Станислав Николаевич под насмешливым взглядом Кирилла, желающего получить деньги за старье от богатого, почти столичного жителя, и под восторженный, как показалось ему, взгляд Вероники, тут же кинулся показывать свои знания древних языков, перевел с листа кое-как пару страниц, получил божественную улыбку от неё и конскую цену от Кирилла. Книга действительно была странная, текст не совсем поддавался расшифровке, но купить пришлось, Вероника заинтересовалась текстом. Станислав Николаевич поторговался, и цена за несколько не очень древних фолиантов, включая и персидский, стала приемлемой.

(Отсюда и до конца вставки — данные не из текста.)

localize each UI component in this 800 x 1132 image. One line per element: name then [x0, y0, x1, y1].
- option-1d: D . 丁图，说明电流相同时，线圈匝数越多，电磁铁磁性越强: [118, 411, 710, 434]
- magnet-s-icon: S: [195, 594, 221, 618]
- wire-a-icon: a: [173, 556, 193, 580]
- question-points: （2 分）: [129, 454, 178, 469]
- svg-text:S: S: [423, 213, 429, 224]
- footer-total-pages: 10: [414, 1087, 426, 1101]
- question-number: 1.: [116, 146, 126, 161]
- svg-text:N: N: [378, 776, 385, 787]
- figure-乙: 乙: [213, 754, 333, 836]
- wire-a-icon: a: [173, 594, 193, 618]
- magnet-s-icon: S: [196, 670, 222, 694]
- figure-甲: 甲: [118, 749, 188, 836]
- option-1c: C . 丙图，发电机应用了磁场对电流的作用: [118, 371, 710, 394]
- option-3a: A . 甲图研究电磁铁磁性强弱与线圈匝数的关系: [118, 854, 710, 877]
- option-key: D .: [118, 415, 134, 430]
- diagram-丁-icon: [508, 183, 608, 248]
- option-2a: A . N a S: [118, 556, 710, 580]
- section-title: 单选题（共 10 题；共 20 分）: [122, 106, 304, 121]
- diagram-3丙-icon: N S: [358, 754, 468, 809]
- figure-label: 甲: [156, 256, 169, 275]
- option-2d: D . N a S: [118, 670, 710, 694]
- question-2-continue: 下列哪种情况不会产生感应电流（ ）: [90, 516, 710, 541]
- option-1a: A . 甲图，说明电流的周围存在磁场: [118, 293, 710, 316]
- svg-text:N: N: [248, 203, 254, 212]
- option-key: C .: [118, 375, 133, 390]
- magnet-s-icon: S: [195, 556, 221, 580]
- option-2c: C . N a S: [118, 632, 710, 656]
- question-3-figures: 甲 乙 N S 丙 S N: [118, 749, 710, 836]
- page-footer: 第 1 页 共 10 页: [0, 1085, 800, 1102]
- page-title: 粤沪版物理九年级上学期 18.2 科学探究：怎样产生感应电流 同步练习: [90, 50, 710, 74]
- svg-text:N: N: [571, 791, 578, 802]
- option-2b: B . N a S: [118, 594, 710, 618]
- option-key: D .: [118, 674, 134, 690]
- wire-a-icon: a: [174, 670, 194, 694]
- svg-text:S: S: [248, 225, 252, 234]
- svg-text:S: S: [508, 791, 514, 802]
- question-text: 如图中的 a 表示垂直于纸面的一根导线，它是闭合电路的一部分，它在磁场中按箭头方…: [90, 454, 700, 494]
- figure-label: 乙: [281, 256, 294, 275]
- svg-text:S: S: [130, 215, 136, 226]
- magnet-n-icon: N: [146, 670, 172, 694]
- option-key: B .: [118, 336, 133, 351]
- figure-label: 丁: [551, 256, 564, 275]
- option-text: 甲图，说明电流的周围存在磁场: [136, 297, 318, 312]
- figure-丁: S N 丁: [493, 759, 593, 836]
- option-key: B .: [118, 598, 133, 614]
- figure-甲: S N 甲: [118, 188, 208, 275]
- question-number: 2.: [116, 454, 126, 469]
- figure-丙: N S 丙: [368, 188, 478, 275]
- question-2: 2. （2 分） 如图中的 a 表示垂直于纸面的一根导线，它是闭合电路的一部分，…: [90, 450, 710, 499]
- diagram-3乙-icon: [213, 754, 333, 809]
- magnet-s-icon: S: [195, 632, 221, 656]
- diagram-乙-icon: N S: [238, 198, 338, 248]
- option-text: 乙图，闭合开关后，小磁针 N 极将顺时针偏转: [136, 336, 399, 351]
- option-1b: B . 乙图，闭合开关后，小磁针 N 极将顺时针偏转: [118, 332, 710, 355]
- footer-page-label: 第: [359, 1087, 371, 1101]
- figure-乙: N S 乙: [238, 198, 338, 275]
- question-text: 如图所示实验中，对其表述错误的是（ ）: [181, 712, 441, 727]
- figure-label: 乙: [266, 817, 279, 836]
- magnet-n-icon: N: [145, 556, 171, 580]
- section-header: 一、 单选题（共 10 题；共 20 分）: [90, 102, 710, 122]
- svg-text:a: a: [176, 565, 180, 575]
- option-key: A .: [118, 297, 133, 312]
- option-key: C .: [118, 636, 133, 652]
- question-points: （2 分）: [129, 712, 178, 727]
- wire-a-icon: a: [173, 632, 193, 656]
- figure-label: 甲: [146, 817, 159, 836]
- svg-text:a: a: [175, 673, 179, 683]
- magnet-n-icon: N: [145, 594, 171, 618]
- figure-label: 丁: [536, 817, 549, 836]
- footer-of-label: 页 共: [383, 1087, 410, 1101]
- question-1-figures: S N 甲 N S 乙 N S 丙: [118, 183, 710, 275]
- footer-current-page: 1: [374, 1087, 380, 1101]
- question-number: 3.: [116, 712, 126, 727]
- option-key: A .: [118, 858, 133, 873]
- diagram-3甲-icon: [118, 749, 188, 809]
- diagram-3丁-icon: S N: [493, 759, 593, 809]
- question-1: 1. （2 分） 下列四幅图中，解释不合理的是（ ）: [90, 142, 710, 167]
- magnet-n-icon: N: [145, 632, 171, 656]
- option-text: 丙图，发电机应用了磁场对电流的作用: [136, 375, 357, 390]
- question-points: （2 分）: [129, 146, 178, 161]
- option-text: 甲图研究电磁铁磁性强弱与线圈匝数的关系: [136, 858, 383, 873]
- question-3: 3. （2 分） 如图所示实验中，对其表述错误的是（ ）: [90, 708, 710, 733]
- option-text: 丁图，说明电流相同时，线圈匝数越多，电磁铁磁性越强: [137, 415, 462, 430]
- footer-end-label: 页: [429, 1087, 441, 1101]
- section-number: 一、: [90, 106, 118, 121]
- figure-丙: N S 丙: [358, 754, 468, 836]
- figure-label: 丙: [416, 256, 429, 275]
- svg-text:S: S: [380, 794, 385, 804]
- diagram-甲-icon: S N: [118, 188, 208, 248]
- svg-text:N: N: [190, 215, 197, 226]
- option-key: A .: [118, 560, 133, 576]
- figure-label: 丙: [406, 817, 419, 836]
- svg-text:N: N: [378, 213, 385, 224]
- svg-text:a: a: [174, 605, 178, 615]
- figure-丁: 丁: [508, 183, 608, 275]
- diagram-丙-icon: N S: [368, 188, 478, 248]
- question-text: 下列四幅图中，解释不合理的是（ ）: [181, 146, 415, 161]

Покупал он эти книги случайно, под действием почти наркотического опьянения от присутствия девушки, но уже позже, когда в Питере перевел первую треть, книга его заинтересовала. А тут еще ошибочная датировка. Но откуда в Перми оказалась персидская рукопись седьмого века? Да еще в состоянии, близком к идеалу? Это было невероятным стечением обстоятельств. Кроме того, сам текст после перевода дал пищу для ума и домыслов, которые Садомский отвергал, как ненаучные, поэтому и доверил почитать перевод своему старому и верному покупателю в надежде, что тот раскритикует содержание фолианта или даст деньги на дальнейшие изыскания.

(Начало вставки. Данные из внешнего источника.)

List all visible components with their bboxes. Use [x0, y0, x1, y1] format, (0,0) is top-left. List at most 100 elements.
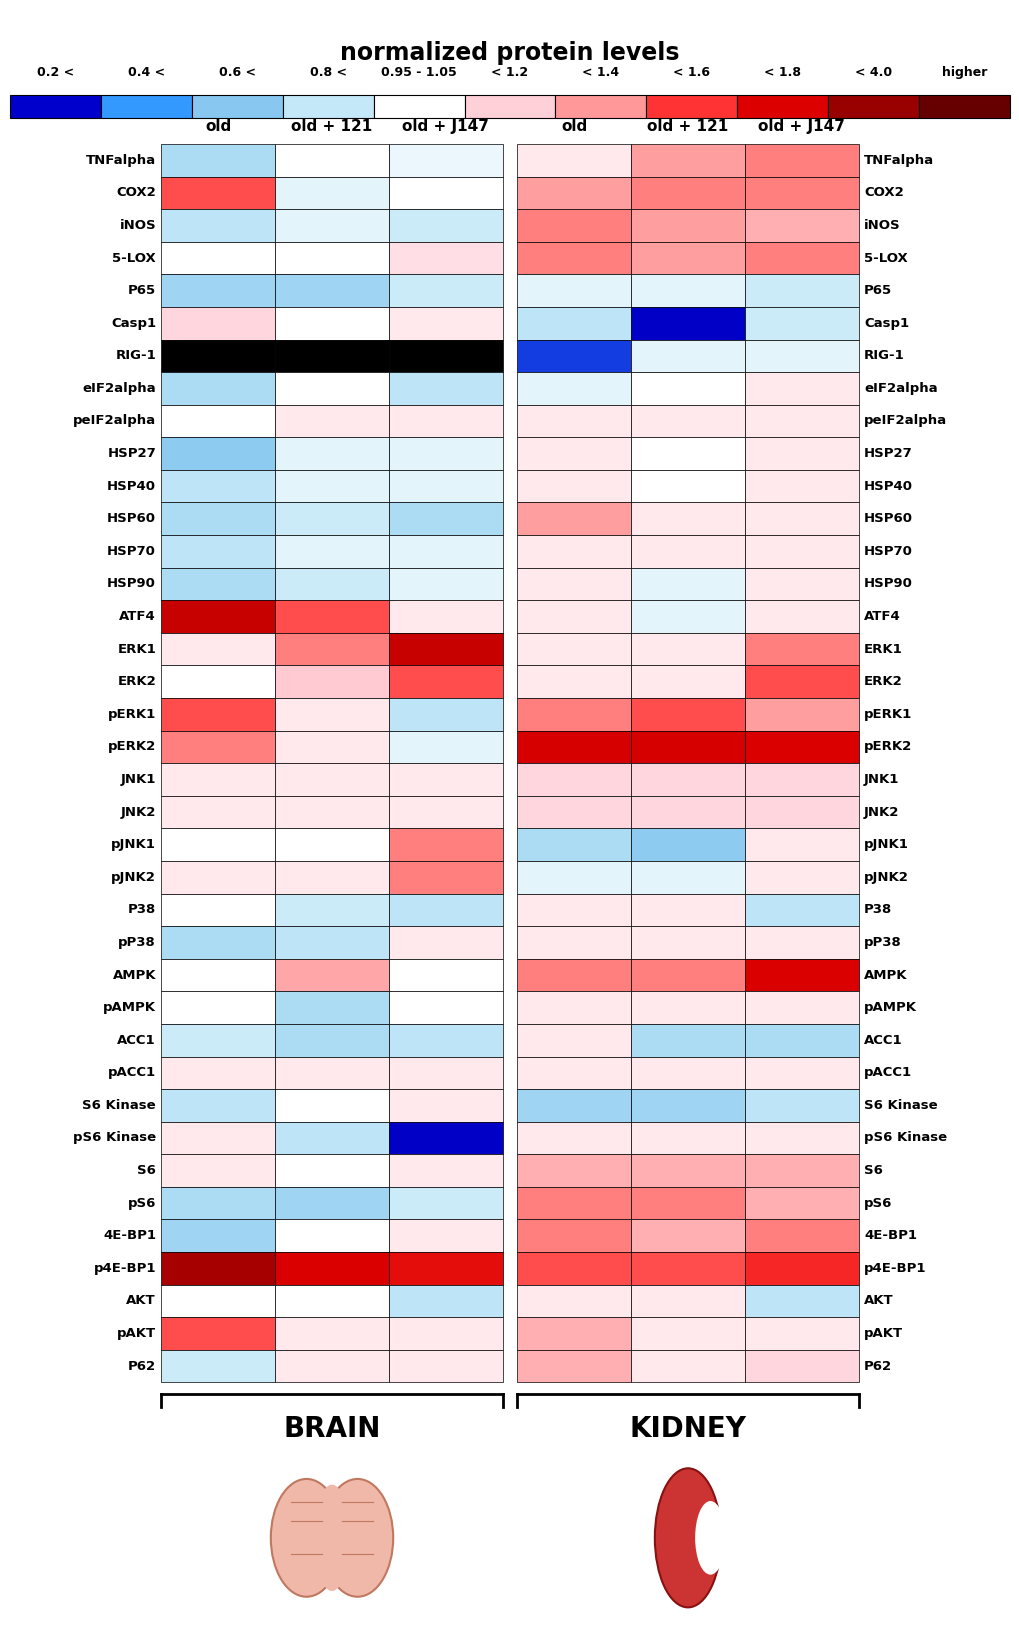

Работа над переводом увлекла Станислава Николаевича и отвлекла его от мыслей о Веронике так, что звонки его стали редки, а затем и вообще превратились лишь в короткие сообщения в электронной почте. Возможно, он бы и совсем забыл, отринул крамольную мысль о женщине своей мечты и о соединении с ней своей жизни, но вот этот миг истины, этот серый человечек, этот немыслимый седьмой век от Рождества Христова вновь бросил его в пучину сладостных воспоминаний и дум. «Вероника… А неплохо бы узнать, откуда пермский координатор взял эти книги… Да, да, место определяет, ведь это логично, это необходимо узнать, особенно в таком случае…» – думал Станислав Николаевич, вновь в метаниях между желанием славы и уже, вероятно, угасающей страстью. Жажда славы подавляла смутное чувство, которое некоторые еще называют архаичным словом «любовь». Но Станислав Николаевич, как человек практичный, решил действовать в обоих направлениях.